I did have a couple questions though. 
Is it healthy for them to fight over the same piece?
Almost always after they eat they take a short nap. Does this mean they are "stuffing" themselves?
Also, my little Twitch has had his neck peeling now for a couple weeks. It is almost a whole sheet of skin. It is still healthily attached directly behind his head, but because it is coming off in a sheet it has kind of folded over the top of his head and looks like a little tortoise hat. I will take a pic and post after he wakes up. I can visibly see they are growing so is this normal? Also, the skin around his eyes seems to be dry. I am still soaking them every day for 15-30 minutes, could he be dehydrated?


----------



## tortoisenerd (Apr 25, 2009)

In my opinion they should be eating in separate parts of the enclosure if there is any sign of fighting over the food. If it's more of a playful thing, then keep an eye on it to make sure they are not bullying, and continue the way you are doing it. Are they otherwise ok in the same enclosure?

Most torts nap during the day, especially at a young age. They will also tend to bask before and/or after eating to be warm enough to digest the food. If you worry you are feeding too much, some people think that whatever the tort can eat in 20 minutes is an approximate guide as to what to feed. My tort eats very slow and I also don't chop the food much, so he will eat for much longer than that. He's also a hatchling so I let him eat whatever he wants within reason. If they are underweight, then of course feed as much as they want. You should weigh and measure them weekly or monthly to track progress. If you post the changes in weight and SCL, some members here would likely be able to guess if they are growing at a steady pace.

Anyone know if there is a growth chart for desert torts? I am familiar with one for Greeks, and one for Russians.

Peeling is normal as they are growing. Soaking will help with the process. If they are juvenilles, after awhile you might want to cut back to soaking a few times a week. Daily is usually for hatchings, sick torts, newly acquired ones, etc. 15-30 minutes may be too long unless you are changing out the water as it will get cold. 10-15 is probably about right.

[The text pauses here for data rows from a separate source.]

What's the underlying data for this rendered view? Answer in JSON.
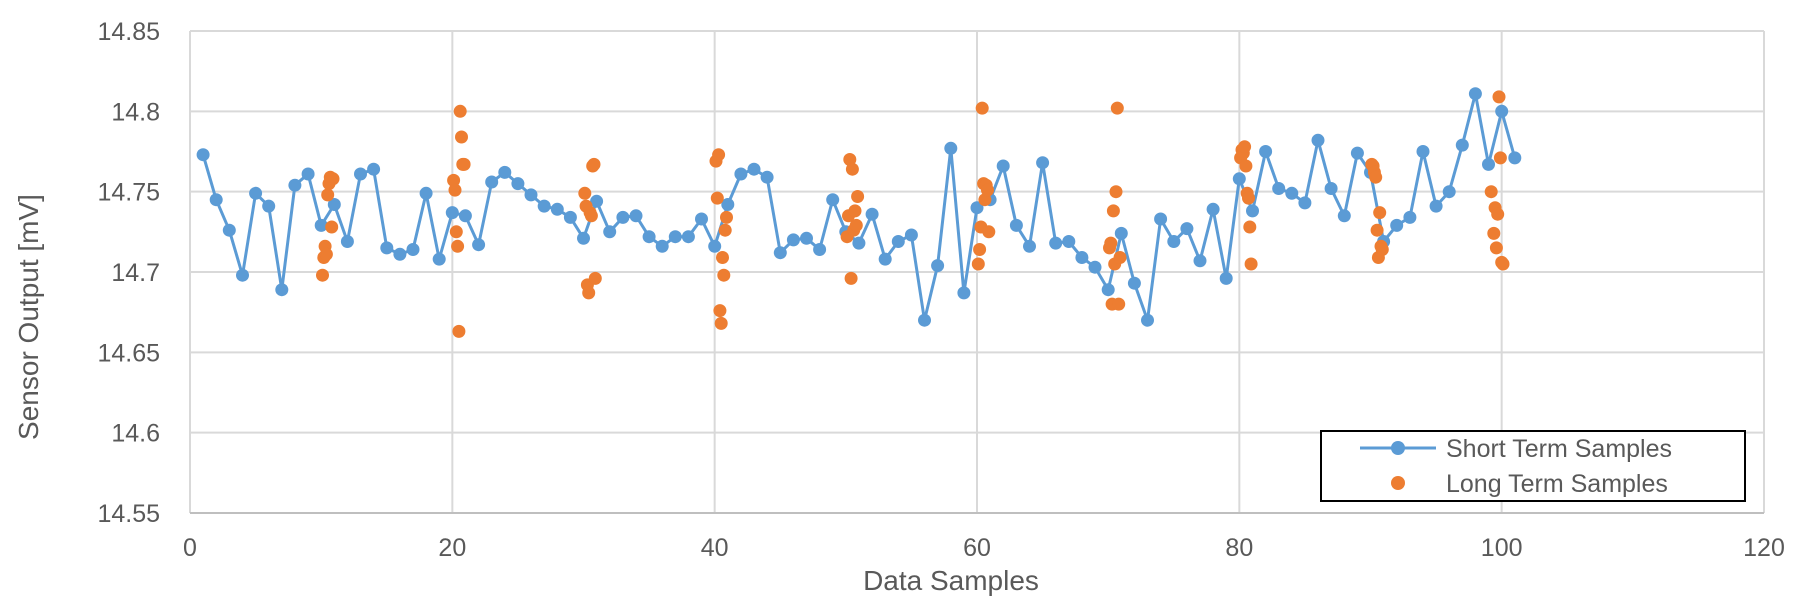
{
  "chart_data": {
    "type": "scatter",
    "title": "",
    "xlabel": "Data Samples",
    "ylabel": "Sensor Output [mV]",
    "xlim": [
      0,
      120
    ],
    "ylim": [
      14.55,
      14.85
    ],
    "x_ticks": [
      0,
      20,
      40,
      60,
      80,
      100,
      120
    ],
    "y_ticks": [
      14.55,
      14.6,
      14.65,
      14.7,
      14.75,
      14.8,
      14.85
    ],
    "x_tick_labels": [
      "0",
      "20",
      "40",
      "60",
      "80",
      "100",
      "120"
    ],
    "y_tick_labels": [
      "14.55",
      "14.6",
      "14.65",
      "14.7",
      "14.75",
      "14.8",
      "14.85"
    ],
    "grid": true,
    "legend_position": "bottom-right",
    "series": [
      {
        "name": "Short Term Samples",
        "style": "line-markers",
        "color": "#5b9bd5",
        "x": [
          1,
          2,
          3,
          4,
          5,
          6,
          7,
          8,
          9,
          10,
          11,
          12,
          13,
          14,
          15,
          16,
          17,
          18,
          19,
          20,
          21,
          22,
          23,
          24,
          25,
          26,
          27,
          28,
          29,
          30,
          31,
          32,
          33,
          34,
          35,
          36,
          37,
          38,
          39,
          40,
          41,
          42,
          43,
          44,
          45,
          46,
          47,
          48,
          49,
          50,
          51,
          52,
          53,
          54,
          55,
          56,
          57,
          58,
          59,
          60,
          61,
          62,
          63,
          64,
          65,
          66,
          67,
          68,
          69,
          70,
          71,
          72,
          73,
          74,
          75,
          76,
          77,
          78,
          79,
          80,
          81,
          82,
          83,
          84,
          85,
          86,
          87,
          88,
          89,
          90,
          91,
          92,
          93,
          94,
          95,
          96,
          97,
          98,
          99,
          100,
          101
        ],
        "y": [
          14.773,
          14.745,
          14.726,
          14.698,
          14.749,
          14.741,
          14.689,
          14.754,
          14.761,
          14.729,
          14.742,
          14.719,
          14.761,
          14.764,
          14.715,
          14.711,
          14.714,
          14.749,
          14.708,
          14.737,
          14.735,
          14.717,
          14.756,
          14.762,
          14.755,
          14.748,
          14.741,
          14.739,
          14.734,
          14.721,
          14.744,
          14.725,
          14.734,
          14.735,
          14.722,
          14.716,
          14.722,
          14.722,
          14.733,
          14.716,
          14.742,
          14.761,
          14.764,
          14.759,
          14.712,
          14.72,
          14.721,
          14.714,
          14.745,
          14.725,
          14.718,
          14.736,
          14.708,
          14.719,
          14.723,
          14.67,
          14.704,
          14.777,
          14.687,
          14.74,
          14.745,
          14.766,
          14.729,
          14.716,
          14.768,
          14.718,
          14.719,
          14.709,
          14.703,
          14.689,
          14.724,
          14.693,
          14.67,
          14.733,
          14.719,
          14.727,
          14.707,
          14.739,
          14.696,
          14.758,
          14.738,
          14.775,
          14.752,
          14.749,
          14.743,
          14.782,
          14.752,
          14.735,
          14.774,
          14.762,
          14.719,
          14.729,
          14.734,
          14.775,
          14.741,
          14.75,
          14.779,
          14.811,
          14.767,
          14.8,
          14.771
        ]
      },
      {
        "name": "Long Term Samples",
        "style": "markers",
        "color": "#ed7d31",
        "x": [
          10.1,
          10.2,
          10.3,
          10.4,
          10.5,
          10.6,
          10.7,
          10.8,
          10.9,
          20.1,
          20.2,
          20.3,
          20.4,
          20.5,
          20.6,
          20.7,
          20.8,
          20.9,
          30.1,
          30.2,
          30.3,
          30.4,
          30.5,
          30.6,
          30.7,
          30.8,
          30.9,
          40.1,
          40.2,
          40.3,
          40.4,
          40.5,
          40.6,
          40.7,
          40.8,
          40.9,
          50.1,
          50.2,
          50.3,
          50.4,
          50.5,
          50.6,
          50.7,
          50.8,
          50.9,
          60.1,
          60.2,
          60.3,
          60.4,
          60.5,
          60.6,
          60.7,
          60.8,
          60.9,
          70.1,
          70.2,
          70.3,
          70.4,
          70.5,
          70.6,
          70.7,
          70.8,
          70.9,
          80.1,
          80.2,
          80.3,
          80.4,
          80.5,
          80.6,
          80.7,
          80.8,
          80.9,
          90.1,
          90.2,
          90.3,
          90.4,
          90.5,
          90.6,
          90.7,
          90.8,
          90.9,
          99.2,
          99.4,
          99.5,
          99.6,
          99.7,
          99.8,
          99.9,
          100.0,
          100.1
        ],
        "y": [
          14.698,
          14.709,
          14.716,
          14.711,
          14.748,
          14.755,
          14.759,
          14.728,
          14.758,
          14.757,
          14.751,
          14.725,
          14.716,
          14.663,
          14.8,
          14.784,
          14.767,
          14.767,
          14.749,
          14.741,
          14.692,
          14.687,
          14.737,
          14.735,
          14.766,
          14.767,
          14.696,
          14.769,
          14.746,
          14.773,
          14.676,
          14.668,
          14.709,
          14.698,
          14.726,
          14.734,
          14.722,
          14.735,
          14.77,
          14.696,
          14.764,
          14.726,
          14.738,
          14.729,
          14.747,
          14.705,
          14.714,
          14.728,
          14.802,
          14.755,
          14.745,
          14.754,
          14.751,
          14.725,
          14.715,
          14.718,
          14.68,
          14.738,
          14.705,
          14.75,
          14.802,
          14.68,
          14.709,
          14.771,
          14.776,
          14.774,
          14.778,
          14.766,
          14.749,
          14.746,
          14.728,
          14.705,
          14.767,
          14.766,
          14.762,
          14.759,
          14.726,
          14.709,
          14.737,
          14.716,
          14.714,
          14.75,
          14.724,
          14.74,
          14.715,
          14.736,
          14.809,
          14.771,
          14.706,
          14.705
        ]
      }
    ]
  }
}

I only keep my little guy in there until he gets antsy since he will drink on his own.

They could be dehydrated depending on conditions, but not as likely if you are doing daily soaking (unless they are kept too hot, etc). Do you see them drink? They will stick their entire head in and you can see them gulp as the neck moves.

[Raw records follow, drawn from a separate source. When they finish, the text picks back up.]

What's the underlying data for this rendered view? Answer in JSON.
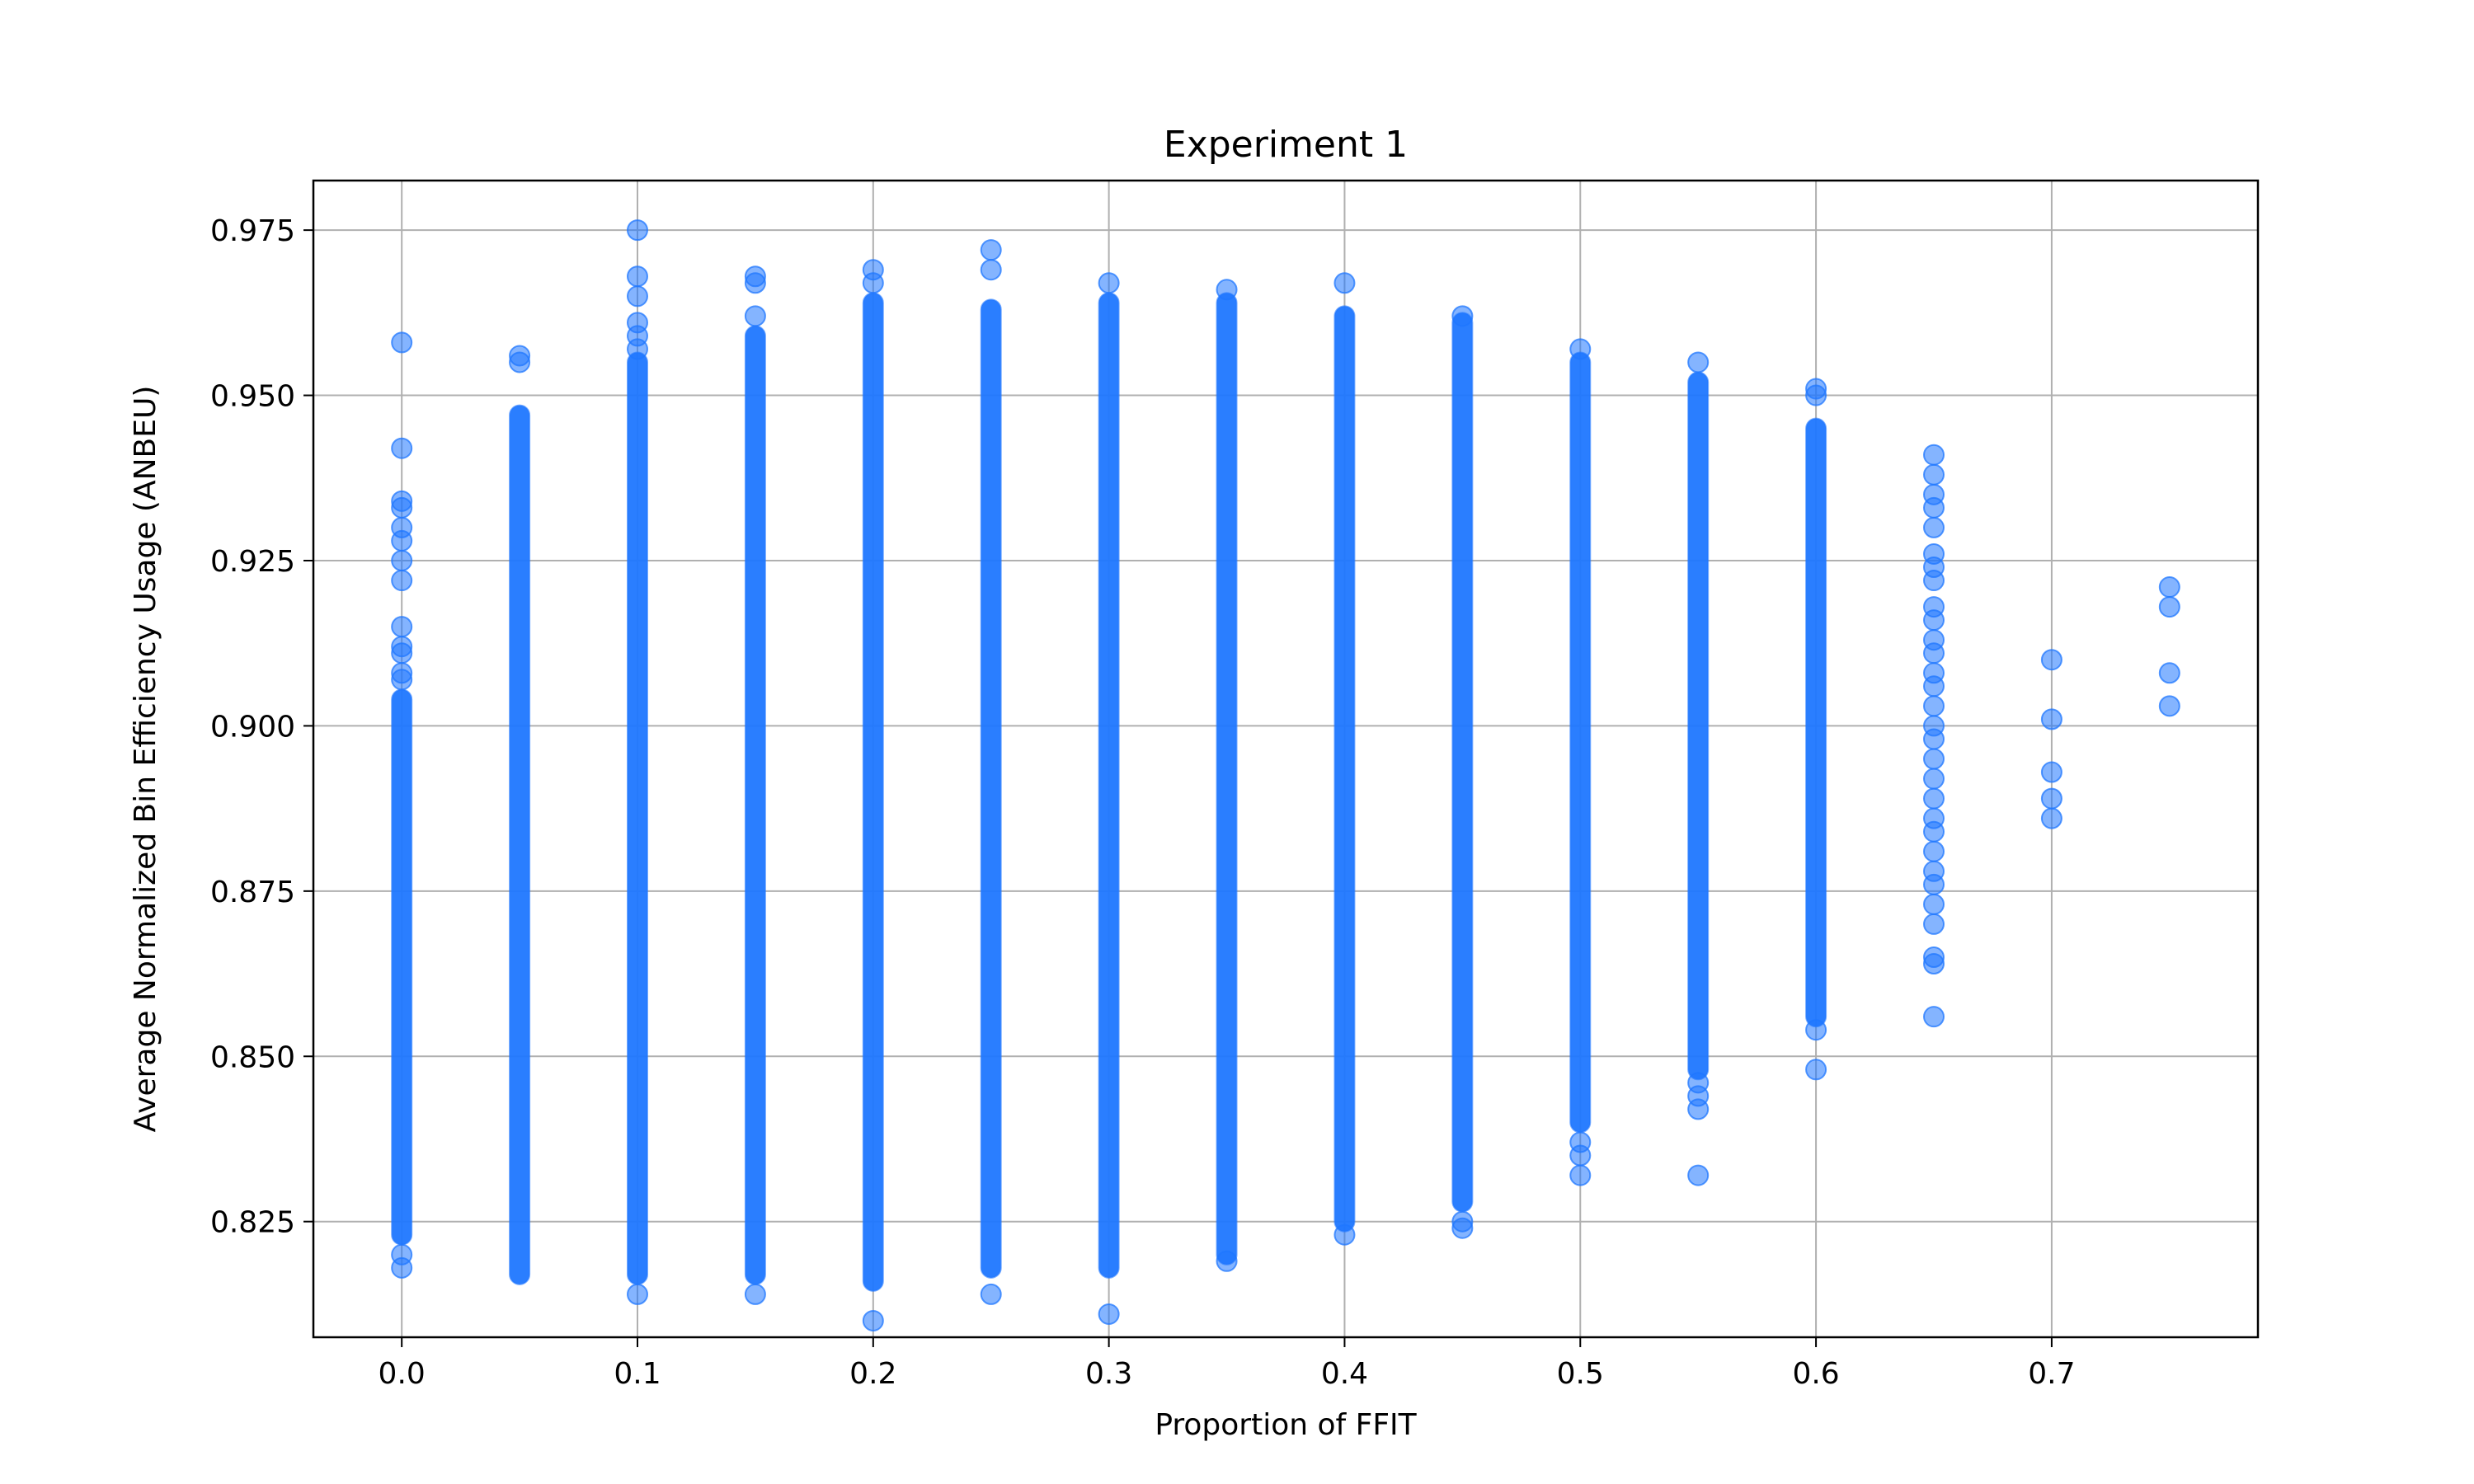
{
  "chart_data": {
    "type": "scatter",
    "title": "Experiment 1",
    "xlabel": "Proportion of FFIT",
    "ylabel": "Average Normalized Bin Efficiency Usage (ANBEU)",
    "xlim": [
      -0.0375,
      0.7875
    ],
    "ylim": [
      0.8075,
      0.9825
    ],
    "xticks": [
      "0.0",
      "0.1",
      "0.2",
      "0.3",
      "0.4",
      "0.5",
      "0.6",
      "0.7"
    ],
    "xtick_values": [
      0.0,
      0.1,
      0.2,
      0.3,
      0.4,
      0.5,
      0.6,
      0.7
    ],
    "yticks": [
      "0.825",
      "0.850",
      "0.875",
      "0.900",
      "0.925",
      "0.950",
      "0.975"
    ],
    "ytick_values": [
      0.825,
      0.85,
      0.875,
      0.9,
      0.925,
      0.95,
      0.975
    ],
    "grid": true,
    "marker_color": "#1f77ff",
    "marker_alpha": 0.55,
    "columns": [
      {
        "x": 0.0,
        "range": [
          0.823,
          0.904
        ],
        "points": [
          0.958,
          0.942,
          0.934,
          0.933,
          0.93,
          0.928,
          0.925,
          0.922,
          0.915,
          0.912,
          0.911,
          0.908,
          0.907,
          0.82,
          0.818
        ]
      },
      {
        "x": 0.05,
        "range": [
          0.817,
          0.947
        ],
        "points": [
          0.956,
          0.955
        ]
      },
      {
        "x": 0.1,
        "range": [
          0.817,
          0.955
        ],
        "points": [
          0.975,
          0.968,
          0.965,
          0.961,
          0.959,
          0.957,
          0.814
        ]
      },
      {
        "x": 0.15,
        "range": [
          0.817,
          0.959
        ],
        "points": [
          0.968,
          0.967,
          0.962,
          0.814
        ]
      },
      {
        "x": 0.2,
        "range": [
          0.816,
          0.964
        ],
        "points": [
          0.969,
          0.967,
          0.81
        ]
      },
      {
        "x": 0.25,
        "range": [
          0.818,
          0.963
        ],
        "points": [
          0.972,
          0.969,
          0.814
        ]
      },
      {
        "x": 0.3,
        "range": [
          0.818,
          0.964
        ],
        "points": [
          0.967,
          0.811
        ]
      },
      {
        "x": 0.35,
        "range": [
          0.82,
          0.964
        ],
        "points": [
          0.966,
          0.819
        ]
      },
      {
        "x": 0.4,
        "range": [
          0.825,
          0.962
        ],
        "points": [
          0.967,
          0.823
        ]
      },
      {
        "x": 0.45,
        "range": [
          0.828,
          0.961
        ],
        "points": [
          0.962,
          0.825,
          0.824
        ]
      },
      {
        "x": 0.5,
        "range": [
          0.84,
          0.955
        ],
        "points": [
          0.957,
          0.837,
          0.835,
          0.832
        ]
      },
      {
        "x": 0.55,
        "range": [
          0.848,
          0.952
        ],
        "points": [
          0.955,
          0.846,
          0.844,
          0.842,
          0.832
        ]
      },
      {
        "x": 0.6,
        "range": [
          0.856,
          0.945
        ],
        "points": [
          0.951,
          0.95,
          0.854,
          0.848
        ]
      },
      {
        "x": 0.65,
        "range": null,
        "points": [
          0.941,
          0.938,
          0.935,
          0.933,
          0.93,
          0.926,
          0.924,
          0.922,
          0.918,
          0.916,
          0.913,
          0.911,
          0.908,
          0.906,
          0.903,
          0.9,
          0.898,
          0.895,
          0.892,
          0.889,
          0.886,
          0.884,
          0.881,
          0.878,
          0.876,
          0.873,
          0.87,
          0.865,
          0.864,
          0.856
        ]
      },
      {
        "x": 0.7,
        "range": null,
        "points": [
          0.91,
          0.901,
          0.893,
          0.889,
          0.886
        ]
      },
      {
        "x": 0.75,
        "range": null,
        "points": [
          0.921,
          0.918,
          0.908,
          0.903
        ]
      }
    ]
  }
}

Do they have a water dish they can use to their liking (able to get in and out easily, it's warm, etc)? My tort never used his water until I bought a dish that was very easy for him, but it near the light for warmth, and put it right next to his food and basking place so he crossed paths with it all day. Now I actually see him in there all the time.


----------



## desertsss (Apr 25, 2009)

I do observe them drinking on their own, and I do see some bullying between the two but nothing I feel is a concern yet, they both have adequate room and food. I will definitely keep an extra close eye though. They were very sick when I first got them so I was soaking them daily. I will cut back now, especially since I see them drinking on their own. Thanks!


----------



## Maggie Cummings (Apr 25, 2009)

If you can see physical bullying going on then you can count on there's mental bullying happening also. So you need to watch very carefully and if the bullied tort is not eating enough you will have to separate them. 
Desert tortoises seem to shed more then other species that I am familiar with. I always kept mine well hydrated and yet they shed badly. And that 'sheet' of skin on the back of the neck stays that way for months. It looks like you could push your finger thru there and lift them up by that sheet of skin.
I had a desert tortoise for 4 years from hatchling. She got soaked every day as a hatchling then twice weekly as a yearling. She almost knew how to swim from all the soaking she got. But then she got an URTI and stopped eating so I ran her off to the Vet and the first thing the Vet said was..."are you soaking her? She is seriously dehydrated. Do you see her drink?". So after being confident in soaking tortoises to keep them hydrated, I am no longer sure that soaking does any good...JMHO


----------



## desertsss (Apr 25, 2009)

I know Twitch is getting enough food. I do also always watch when they are eating. There is definite bullying though. It's odd sometimes.
Gordo bullies during feeding time, yet Twitch bullies the rest of the time and walks all over Gordo like he is a doormat, literally. I am keeping a closer eye now though. Eventually I am sure they will have to be separated, but not yet.


----------